Ansich kann man schon mal zusammenfassen dass Leute die ihr System nicht großartig ändern sondern es einmal einrichten und damit zufrieden sind, Kandidaten sind, für die der Umstieg OK sein kann. Andere die immer die neusten Sachen haben wollen, immer mit dem Strom schwimmen wollen , haben wahrschl Probleme z.B. die Software ihres Handies zu installieren.
Pure Anwender die den PC nur als Mittel zum Zweck verwenden werden es meist mit Windows etwas einfacher haben da es einfach verbreiteter ist.

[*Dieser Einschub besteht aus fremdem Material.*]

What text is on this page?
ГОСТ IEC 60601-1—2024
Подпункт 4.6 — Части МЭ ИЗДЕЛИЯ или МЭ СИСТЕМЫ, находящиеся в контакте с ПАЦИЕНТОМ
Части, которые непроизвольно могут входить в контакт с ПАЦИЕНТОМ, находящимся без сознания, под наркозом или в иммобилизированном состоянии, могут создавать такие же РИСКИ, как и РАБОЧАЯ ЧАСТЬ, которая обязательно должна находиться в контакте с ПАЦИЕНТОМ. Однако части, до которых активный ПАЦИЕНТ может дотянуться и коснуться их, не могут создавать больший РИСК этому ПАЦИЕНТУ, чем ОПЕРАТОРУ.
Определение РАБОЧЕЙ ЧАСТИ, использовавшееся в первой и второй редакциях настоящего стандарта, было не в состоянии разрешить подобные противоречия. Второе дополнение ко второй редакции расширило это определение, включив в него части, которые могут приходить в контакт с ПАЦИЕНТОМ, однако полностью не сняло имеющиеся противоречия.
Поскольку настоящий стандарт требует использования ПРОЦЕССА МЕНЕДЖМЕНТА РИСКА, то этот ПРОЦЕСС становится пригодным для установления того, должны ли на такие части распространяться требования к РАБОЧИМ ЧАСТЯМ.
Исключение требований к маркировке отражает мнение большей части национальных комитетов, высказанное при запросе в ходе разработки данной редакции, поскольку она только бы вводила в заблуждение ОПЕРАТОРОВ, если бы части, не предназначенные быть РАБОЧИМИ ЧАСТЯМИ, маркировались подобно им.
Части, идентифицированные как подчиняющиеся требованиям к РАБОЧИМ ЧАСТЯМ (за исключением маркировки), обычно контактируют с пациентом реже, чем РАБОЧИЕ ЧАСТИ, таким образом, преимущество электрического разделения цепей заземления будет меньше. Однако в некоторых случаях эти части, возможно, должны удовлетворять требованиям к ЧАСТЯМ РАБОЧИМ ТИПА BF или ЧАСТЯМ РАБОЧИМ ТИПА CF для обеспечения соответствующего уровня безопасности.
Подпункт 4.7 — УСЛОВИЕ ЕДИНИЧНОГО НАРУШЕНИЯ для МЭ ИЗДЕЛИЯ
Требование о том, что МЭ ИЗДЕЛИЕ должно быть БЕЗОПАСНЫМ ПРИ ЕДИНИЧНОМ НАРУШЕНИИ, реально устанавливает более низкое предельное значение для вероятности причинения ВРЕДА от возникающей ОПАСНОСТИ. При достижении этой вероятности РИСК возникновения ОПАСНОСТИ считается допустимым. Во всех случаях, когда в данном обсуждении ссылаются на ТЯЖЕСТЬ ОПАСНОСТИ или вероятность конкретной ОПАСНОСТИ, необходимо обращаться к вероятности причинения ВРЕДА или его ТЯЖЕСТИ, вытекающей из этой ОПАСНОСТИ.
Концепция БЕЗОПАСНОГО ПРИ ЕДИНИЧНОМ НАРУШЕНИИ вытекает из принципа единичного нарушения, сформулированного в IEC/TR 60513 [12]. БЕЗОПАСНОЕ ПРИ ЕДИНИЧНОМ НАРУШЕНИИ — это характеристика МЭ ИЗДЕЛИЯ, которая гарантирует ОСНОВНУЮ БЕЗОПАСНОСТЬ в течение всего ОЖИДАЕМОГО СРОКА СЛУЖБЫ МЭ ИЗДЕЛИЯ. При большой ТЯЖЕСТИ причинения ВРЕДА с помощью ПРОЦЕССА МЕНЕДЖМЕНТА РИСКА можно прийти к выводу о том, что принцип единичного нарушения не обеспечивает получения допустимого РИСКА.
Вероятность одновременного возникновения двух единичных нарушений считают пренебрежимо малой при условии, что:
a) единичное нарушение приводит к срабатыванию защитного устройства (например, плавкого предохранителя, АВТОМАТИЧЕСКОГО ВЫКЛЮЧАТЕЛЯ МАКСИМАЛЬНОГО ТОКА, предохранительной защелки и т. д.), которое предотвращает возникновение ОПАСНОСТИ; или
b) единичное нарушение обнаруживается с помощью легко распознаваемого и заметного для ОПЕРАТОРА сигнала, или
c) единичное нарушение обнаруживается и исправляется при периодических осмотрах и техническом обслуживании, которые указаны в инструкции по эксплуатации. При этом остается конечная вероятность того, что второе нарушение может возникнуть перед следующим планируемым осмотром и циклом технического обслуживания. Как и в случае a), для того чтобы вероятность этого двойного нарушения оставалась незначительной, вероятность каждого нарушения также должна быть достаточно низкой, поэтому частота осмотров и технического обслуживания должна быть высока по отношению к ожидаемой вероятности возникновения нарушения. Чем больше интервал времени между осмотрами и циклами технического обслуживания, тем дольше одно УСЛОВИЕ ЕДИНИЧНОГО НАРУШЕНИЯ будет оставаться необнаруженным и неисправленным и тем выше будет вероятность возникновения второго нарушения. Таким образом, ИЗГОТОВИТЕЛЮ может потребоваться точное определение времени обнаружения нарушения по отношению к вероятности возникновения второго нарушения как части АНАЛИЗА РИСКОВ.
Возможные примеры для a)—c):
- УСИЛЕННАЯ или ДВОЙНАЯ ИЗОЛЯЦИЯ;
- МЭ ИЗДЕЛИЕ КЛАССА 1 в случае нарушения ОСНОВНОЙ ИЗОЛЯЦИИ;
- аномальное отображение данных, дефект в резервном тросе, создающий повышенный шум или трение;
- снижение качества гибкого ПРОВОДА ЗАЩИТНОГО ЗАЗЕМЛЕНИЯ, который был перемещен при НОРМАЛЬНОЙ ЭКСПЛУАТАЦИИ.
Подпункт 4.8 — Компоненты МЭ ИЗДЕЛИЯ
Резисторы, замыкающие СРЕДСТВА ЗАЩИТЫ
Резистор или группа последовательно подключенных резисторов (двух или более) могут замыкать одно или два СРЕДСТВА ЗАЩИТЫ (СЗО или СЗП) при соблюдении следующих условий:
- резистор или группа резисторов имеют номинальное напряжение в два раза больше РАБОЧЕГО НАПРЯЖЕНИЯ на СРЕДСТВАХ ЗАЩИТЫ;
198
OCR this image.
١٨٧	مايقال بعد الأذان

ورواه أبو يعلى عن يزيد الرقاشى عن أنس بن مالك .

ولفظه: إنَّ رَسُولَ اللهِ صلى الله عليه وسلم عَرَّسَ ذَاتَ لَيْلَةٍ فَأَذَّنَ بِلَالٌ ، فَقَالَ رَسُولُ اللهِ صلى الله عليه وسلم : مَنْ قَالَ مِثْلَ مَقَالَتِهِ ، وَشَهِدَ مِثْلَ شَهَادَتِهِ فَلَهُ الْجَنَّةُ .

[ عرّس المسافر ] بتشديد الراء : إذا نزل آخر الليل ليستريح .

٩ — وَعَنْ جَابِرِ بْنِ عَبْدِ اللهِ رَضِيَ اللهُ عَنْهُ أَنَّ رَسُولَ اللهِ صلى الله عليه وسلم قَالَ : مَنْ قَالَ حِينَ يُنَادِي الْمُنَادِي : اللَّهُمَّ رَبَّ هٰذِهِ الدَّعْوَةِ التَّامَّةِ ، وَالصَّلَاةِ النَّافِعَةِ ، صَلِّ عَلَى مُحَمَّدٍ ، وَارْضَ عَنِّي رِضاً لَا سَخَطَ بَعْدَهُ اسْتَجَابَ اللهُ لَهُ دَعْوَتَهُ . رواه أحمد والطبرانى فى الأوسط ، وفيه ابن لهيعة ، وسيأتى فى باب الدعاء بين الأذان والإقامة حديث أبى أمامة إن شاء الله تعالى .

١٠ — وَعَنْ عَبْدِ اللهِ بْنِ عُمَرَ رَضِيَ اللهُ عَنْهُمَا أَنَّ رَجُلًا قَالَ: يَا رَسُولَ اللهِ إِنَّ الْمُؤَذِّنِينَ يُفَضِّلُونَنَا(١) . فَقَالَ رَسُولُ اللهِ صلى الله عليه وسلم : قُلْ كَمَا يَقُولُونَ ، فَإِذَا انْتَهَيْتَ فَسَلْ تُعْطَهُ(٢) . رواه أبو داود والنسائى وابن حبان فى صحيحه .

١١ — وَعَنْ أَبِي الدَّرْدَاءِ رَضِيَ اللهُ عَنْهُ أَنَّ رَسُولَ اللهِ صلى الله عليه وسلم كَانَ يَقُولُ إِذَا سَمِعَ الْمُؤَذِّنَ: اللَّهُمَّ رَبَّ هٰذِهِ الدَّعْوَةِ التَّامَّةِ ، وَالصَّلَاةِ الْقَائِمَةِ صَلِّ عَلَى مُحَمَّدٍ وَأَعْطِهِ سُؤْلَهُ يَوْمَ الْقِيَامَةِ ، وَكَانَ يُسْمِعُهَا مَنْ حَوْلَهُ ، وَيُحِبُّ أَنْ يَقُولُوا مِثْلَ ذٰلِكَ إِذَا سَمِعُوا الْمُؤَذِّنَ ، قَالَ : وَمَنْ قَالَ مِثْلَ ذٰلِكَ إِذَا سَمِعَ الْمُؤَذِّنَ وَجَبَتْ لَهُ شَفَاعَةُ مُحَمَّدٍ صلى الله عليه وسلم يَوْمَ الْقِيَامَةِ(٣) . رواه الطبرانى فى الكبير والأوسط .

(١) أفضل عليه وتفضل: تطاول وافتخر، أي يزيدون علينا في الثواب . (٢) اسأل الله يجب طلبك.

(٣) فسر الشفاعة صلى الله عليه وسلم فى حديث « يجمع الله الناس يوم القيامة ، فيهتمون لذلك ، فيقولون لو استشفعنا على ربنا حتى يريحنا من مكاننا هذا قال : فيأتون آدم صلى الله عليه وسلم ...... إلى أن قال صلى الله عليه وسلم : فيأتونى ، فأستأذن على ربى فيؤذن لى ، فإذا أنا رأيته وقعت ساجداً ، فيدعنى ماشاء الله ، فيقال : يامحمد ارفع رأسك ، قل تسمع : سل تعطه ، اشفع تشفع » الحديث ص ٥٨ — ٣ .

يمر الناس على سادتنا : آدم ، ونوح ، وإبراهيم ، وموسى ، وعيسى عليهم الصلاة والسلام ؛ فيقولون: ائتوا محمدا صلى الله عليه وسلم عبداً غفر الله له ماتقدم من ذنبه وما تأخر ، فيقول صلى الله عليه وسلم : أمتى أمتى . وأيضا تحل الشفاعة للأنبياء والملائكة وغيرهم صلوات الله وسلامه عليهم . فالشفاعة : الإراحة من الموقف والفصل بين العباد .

Hingegen Anwender die auch interessiert was dahinter steckt und die sich für die Materie PC im allgemeinen interessieren kann, werden mit Linux wesentlich glücklicher werden, da man automatisch einen Einblick in das System bekommt. Der Fortgeschrittene Anwender erhält in seinem individuell konfigurierten Linux System ein wesentlich höheres Maß an Komfort, als beispielsweise auf einem Windows System.